То, что теперь я снова был богат (не могу сказать насколько, денежные вопросы находились в компетенции Вельрота), не вызывало у меня особой радости; я по-прежнему, вопреки всякой логике, считал богатство нормальным состоянием, а свою бедность в прошлом – нелепой, бессмысленной интерлюдией. Тем не менее я смог сделать две вещи: отправить Герду и Яна ван Роде в кругосветное путешествие и выкупить свою «Энциклопедию искусства иллюзий». (Букинист уже продал ее коллекционеру, тот поначалу отказывался перепродать ее мне. Но деньги довольно могущественны.) Итак, я ездил по одинаковым городам, моя слава, как утверждал Вельрот, росла и росла, и думал о тебе. Ты еще не сожгла мои письма? Ты их иногда перечитываешь? Ты хранишь их на дне ящика письменного стола, в темноте, может быть, перевязанные ленточкой? Нет, только не это. Слава Богу, ты никогда не любила старомодные романы. Если захочешь их продать, лучше не затягивай с этим! Конъюнктура славы непредсказуема и быстро меняется.
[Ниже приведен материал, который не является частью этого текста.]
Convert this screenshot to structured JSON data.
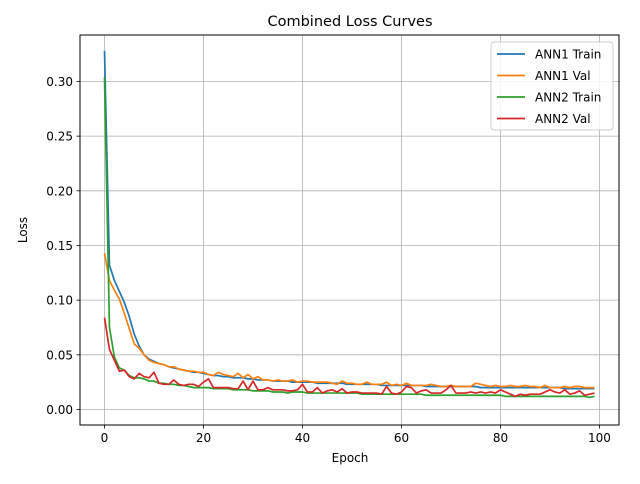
{
  "chart_data": {
    "type": "line",
    "title": "Combined Loss Curves",
    "xlabel": "Epoch",
    "ylabel": "Loss",
    "xlim": [
      -4.95,
      103.95
    ],
    "ylim": [
      -0.0142,
      0.3425
    ],
    "xticks": [
      0,
      20,
      40,
      60,
      80,
      100
    ],
    "xtick_labels": [
      "0",
      "20",
      "40",
      "60",
      "80",
      "100"
    ],
    "yticks": [
      0.0,
      0.05,
      0.1,
      0.15,
      0.2,
      0.25,
      0.3
    ],
    "ytick_labels": [
      "0.00",
      "0.05",
      "0.10",
      "0.15",
      "0.20",
      "0.25",
      "0.30"
    ],
    "grid": true,
    "legend_position": "top-right",
    "x": [
      0,
      1,
      2,
      3,
      4,
      5,
      6,
      7,
      8,
      9,
      10,
      11,
      12,
      13,
      14,
      15,
      16,
      17,
      18,
      19,
      20,
      21,
      22,
      23,
      24,
      25,
      26,
      27,
      28,
      29,
      30,
      31,
      32,
      33,
      34,
      35,
      36,
      37,
      38,
      39,
      40,
      41,
      42,
      43,
      44,
      45,
      46,
      47,
      48,
      49,
      50,
      51,
      52,
      53,
      54,
      55,
      56,
      57,
      58,
      59,
      60,
      61,
      62,
      63,
      64,
      65,
      66,
      67,
      68,
      69,
      70,
      71,
      72,
      73,
      74,
      75,
      76,
      77,
      78,
      79,
      80,
      81,
      82,
      83,
      84,
      85,
      86,
      87,
      88,
      89,
      90,
      91,
      92,
      93,
      94,
      95,
      96,
      97,
      98,
      99
    ],
    "series": [
      {
        "name": "ANN1 Train",
        "color": "#1f77b4",
        "values": [
          0.328,
          0.132,
          0.118,
          0.108,
          0.098,
          0.085,
          0.069,
          0.058,
          0.05,
          0.046,
          0.044,
          0.042,
          0.041,
          0.039,
          0.038,
          0.037,
          0.036,
          0.035,
          0.034,
          0.034,
          0.033,
          0.032,
          0.031,
          0.031,
          0.03,
          0.03,
          0.029,
          0.029,
          0.029,
          0.028,
          0.028,
          0.027,
          0.027,
          0.027,
          0.026,
          0.026,
          0.026,
          0.026,
          0.025,
          0.025,
          0.025,
          0.025,
          0.025,
          0.024,
          0.024,
          0.024,
          0.024,
          0.024,
          0.024,
          0.023,
          0.023,
          0.023,
          0.023,
          0.023,
          0.023,
          0.023,
          0.022,
          0.022,
          0.022,
          0.022,
          0.022,
          0.022,
          0.022,
          0.022,
          0.022,
          0.021,
          0.021,
          0.021,
          0.021,
          0.021,
          0.021,
          0.021,
          0.021,
          0.021,
          0.021,
          0.021,
          0.02,
          0.02,
          0.02,
          0.02,
          0.02,
          0.02,
          0.02,
          0.02,
          0.02,
          0.02,
          0.02,
          0.02,
          0.02,
          0.02,
          0.02,
          0.02,
          0.02,
          0.019,
          0.019,
          0.019,
          0.019,
          0.019,
          0.019,
          0.019
        ]
      },
      {
        "name": "ANN1 Val",
        "color": "#ff7f0e",
        "values": [
          0.143,
          0.118,
          0.109,
          0.101,
          0.088,
          0.074,
          0.06,
          0.056,
          0.05,
          0.045,
          0.043,
          0.042,
          0.041,
          0.039,
          0.039,
          0.037,
          0.036,
          0.035,
          0.035,
          0.034,
          0.034,
          0.032,
          0.031,
          0.034,
          0.032,
          0.031,
          0.03,
          0.033,
          0.029,
          0.032,
          0.028,
          0.03,
          0.027,
          0.027,
          0.026,
          0.027,
          0.026,
          0.026,
          0.027,
          0.025,
          0.026,
          0.026,
          0.025,
          0.025,
          0.025,
          0.025,
          0.024,
          0.023,
          0.026,
          0.024,
          0.024,
          0.023,
          0.023,
          0.025,
          0.023,
          0.023,
          0.023,
          0.025,
          0.022,
          0.023,
          0.022,
          0.024,
          0.022,
          0.022,
          0.022,
          0.022,
          0.023,
          0.022,
          0.021,
          0.021,
          0.022,
          0.021,
          0.021,
          0.021,
          0.021,
          0.024,
          0.023,
          0.022,
          0.021,
          0.022,
          0.021,
          0.021,
          0.022,
          0.021,
          0.021,
          0.022,
          0.021,
          0.021,
          0.02,
          0.022,
          0.02,
          0.02,
          0.02,
          0.021,
          0.02,
          0.021,
          0.021,
          0.02,
          0.02,
          0.02
        ]
      },
      {
        "name": "ANN2 Train",
        "color": "#2ca02c",
        "values": [
          0.304,
          0.075,
          0.048,
          0.038,
          0.036,
          0.031,
          0.029,
          0.029,
          0.028,
          0.026,
          0.026,
          0.024,
          0.024,
          0.023,
          0.023,
          0.022,
          0.022,
          0.021,
          0.02,
          0.02,
          0.02,
          0.02,
          0.019,
          0.019,
          0.019,
          0.019,
          0.018,
          0.018,
          0.018,
          0.018,
          0.017,
          0.017,
          0.017,
          0.017,
          0.016,
          0.016,
          0.016,
          0.015,
          0.016,
          0.016,
          0.016,
          0.015,
          0.015,
          0.015,
          0.015,
          0.015,
          0.015,
          0.015,
          0.015,
          0.015,
          0.015,
          0.015,
          0.014,
          0.014,
          0.014,
          0.014,
          0.014,
          0.014,
          0.014,
          0.014,
          0.014,
          0.014,
          0.014,
          0.014,
          0.014,
          0.013,
          0.013,
          0.013,
          0.013,
          0.013,
          0.013,
          0.013,
          0.013,
          0.013,
          0.013,
          0.013,
          0.013,
          0.013,
          0.013,
          0.013,
          0.013,
          0.012,
          0.012,
          0.012,
          0.012,
          0.012,
          0.012,
          0.012,
          0.012,
          0.012,
          0.012,
          0.012,
          0.012,
          0.012,
          0.012,
          0.012,
          0.012,
          0.012,
          0.011,
          0.012
        ]
      },
      {
        "name": "ANN2 Val",
        "color": "#d62728",
        "values": [
          0.084,
          0.055,
          0.045,
          0.035,
          0.036,
          0.03,
          0.028,
          0.033,
          0.03,
          0.029,
          0.034,
          0.024,
          0.023,
          0.023,
          0.027,
          0.023,
          0.022,
          0.023,
          0.023,
          0.021,
          0.025,
          0.028,
          0.02,
          0.02,
          0.02,
          0.02,
          0.019,
          0.019,
          0.026,
          0.018,
          0.026,
          0.018,
          0.018,
          0.02,
          0.018,
          0.018,
          0.018,
          0.017,
          0.017,
          0.018,
          0.023,
          0.016,
          0.016,
          0.02,
          0.015,
          0.017,
          0.018,
          0.016,
          0.019,
          0.015,
          0.016,
          0.016,
          0.015,
          0.015,
          0.015,
          0.015,
          0.014,
          0.021,
          0.015,
          0.014,
          0.016,
          0.021,
          0.02,
          0.015,
          0.017,
          0.018,
          0.015,
          0.015,
          0.015,
          0.018,
          0.022,
          0.015,
          0.015,
          0.015,
          0.016,
          0.015,
          0.016,
          0.015,
          0.016,
          0.015,
          0.018,
          0.016,
          0.014,
          0.012,
          0.014,
          0.013,
          0.014,
          0.014,
          0.014,
          0.016,
          0.018,
          0.016,
          0.015,
          0.018,
          0.014,
          0.015,
          0.017,
          0.013,
          0.014,
          0.015
        ]
      }
    ]
  }
}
В сущности, я не так уж часто о тебе думал. Разумеется, ты никогда не покидала какое-то отдаленное, труднодоступное место моего сознания, но большую его часть, просторную и светлую, его парадные комнаты и роскошные залы, заполняли ежевечерние выступления. О, это было чудесно! Кто опишет каждый раз переживаемый заново, первозданный, незамутненный восторг, вселяемый все новыми удачами, блеском замысла, точностью исполнения, красотой, чудом! То, что я показывал, было – повторяю это со всей скромностью, опустив глаза долу, сложив руки, – и в самом деле очень хорошо. Однажды, кажется во Франции, мое выступление транслировали по телевидению для миллионов зрителей, которых даже представить себе трудно, для тысяч, помноженных на тысячи, для целого моря людей. Это было очень странно, все мои движения казались мне более размашистыми; У меня возникло впечатление, что меня окружает сияние, электрическое излучение, простиравшееся в необозримую даль. Казалось, надо мной возвышался огромный Артур Берхольм, он рос и заполнял собою пространство, просторный трепещущий эфир. Я не терплю телевидения, но никогда не испытывал ничего подобного.